What would be the point of that?
Reaching the wooden staircase, Tara rested her hand on the square newel post, as she’d done a million times bounding up or down the steps, her mother snapping at her to walk like a lady, not gallop like a horse.
The stairs creaked. She’d memorized which to avoid when sneaking in or out at night.
Her bedroom at the end of the hall was decorated like a luxury hotel room. As soon as Tara had left for college, her mother had thrown out Tara’s band posters, social-issue bumper stickers, stuffed animals, crazy jewelry and the clothes she’d left. Her mother used to shudder over the vintage looks Tara created from the Lutheran church’s used-clothes store. Tara had liked supporting the charity, being frugal like her father and, yes, irritating her mother.

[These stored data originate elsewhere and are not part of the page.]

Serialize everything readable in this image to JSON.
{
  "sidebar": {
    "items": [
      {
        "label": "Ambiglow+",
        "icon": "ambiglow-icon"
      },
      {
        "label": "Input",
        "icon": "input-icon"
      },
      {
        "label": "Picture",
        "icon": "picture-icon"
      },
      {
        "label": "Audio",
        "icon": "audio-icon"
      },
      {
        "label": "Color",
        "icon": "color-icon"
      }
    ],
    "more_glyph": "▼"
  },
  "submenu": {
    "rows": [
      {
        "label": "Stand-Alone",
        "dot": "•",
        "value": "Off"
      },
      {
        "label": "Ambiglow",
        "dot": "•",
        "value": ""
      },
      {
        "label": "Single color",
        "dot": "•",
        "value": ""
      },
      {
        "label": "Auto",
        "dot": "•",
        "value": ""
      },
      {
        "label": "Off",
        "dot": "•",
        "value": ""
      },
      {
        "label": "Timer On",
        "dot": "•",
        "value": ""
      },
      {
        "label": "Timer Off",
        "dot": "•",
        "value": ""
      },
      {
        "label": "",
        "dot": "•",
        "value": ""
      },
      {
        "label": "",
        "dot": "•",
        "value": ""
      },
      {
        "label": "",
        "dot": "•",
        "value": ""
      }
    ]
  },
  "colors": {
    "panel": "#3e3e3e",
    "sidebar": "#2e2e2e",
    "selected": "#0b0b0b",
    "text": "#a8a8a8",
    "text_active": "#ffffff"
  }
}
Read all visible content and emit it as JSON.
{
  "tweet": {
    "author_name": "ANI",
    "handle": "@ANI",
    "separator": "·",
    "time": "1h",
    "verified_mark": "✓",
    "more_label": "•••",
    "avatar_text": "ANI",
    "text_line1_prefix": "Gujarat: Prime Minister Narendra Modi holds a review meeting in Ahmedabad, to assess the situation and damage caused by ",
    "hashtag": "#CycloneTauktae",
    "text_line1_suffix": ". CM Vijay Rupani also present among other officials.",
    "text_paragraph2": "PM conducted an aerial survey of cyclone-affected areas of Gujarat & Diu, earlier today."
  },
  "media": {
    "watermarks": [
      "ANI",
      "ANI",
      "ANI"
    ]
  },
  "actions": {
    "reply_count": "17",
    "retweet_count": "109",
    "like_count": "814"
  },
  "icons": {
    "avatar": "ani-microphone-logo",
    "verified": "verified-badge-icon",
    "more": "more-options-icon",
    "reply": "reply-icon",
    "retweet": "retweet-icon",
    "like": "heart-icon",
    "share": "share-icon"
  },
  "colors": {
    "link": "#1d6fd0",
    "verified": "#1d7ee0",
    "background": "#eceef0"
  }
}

She winced. She used to do things just to get a reaction. Born ten years after Faye, Tara had clearly been an accident her parents wanted to pretend hadn’t happened at all. Faye had done her best to make up for her parents’ neglect. She swore that they’d treated her just as absently, but Tara knew better. Even as a kid, she’d been good at reading people, and her parents plainly adored Faye.
Should she unpack? She didn’t know how long she’d be here. It all depended on Faye. How soon she recovered. What if she...died?
That idea took Tara’s breath away. Don’t die, Faye. Please don’t die. She got out her phone to call Rita. She’d convinced the nurse they should exchange numbers since Tara lived an hour from the hospital, and Joseph, the official family contact, wasn’t big on sharing news.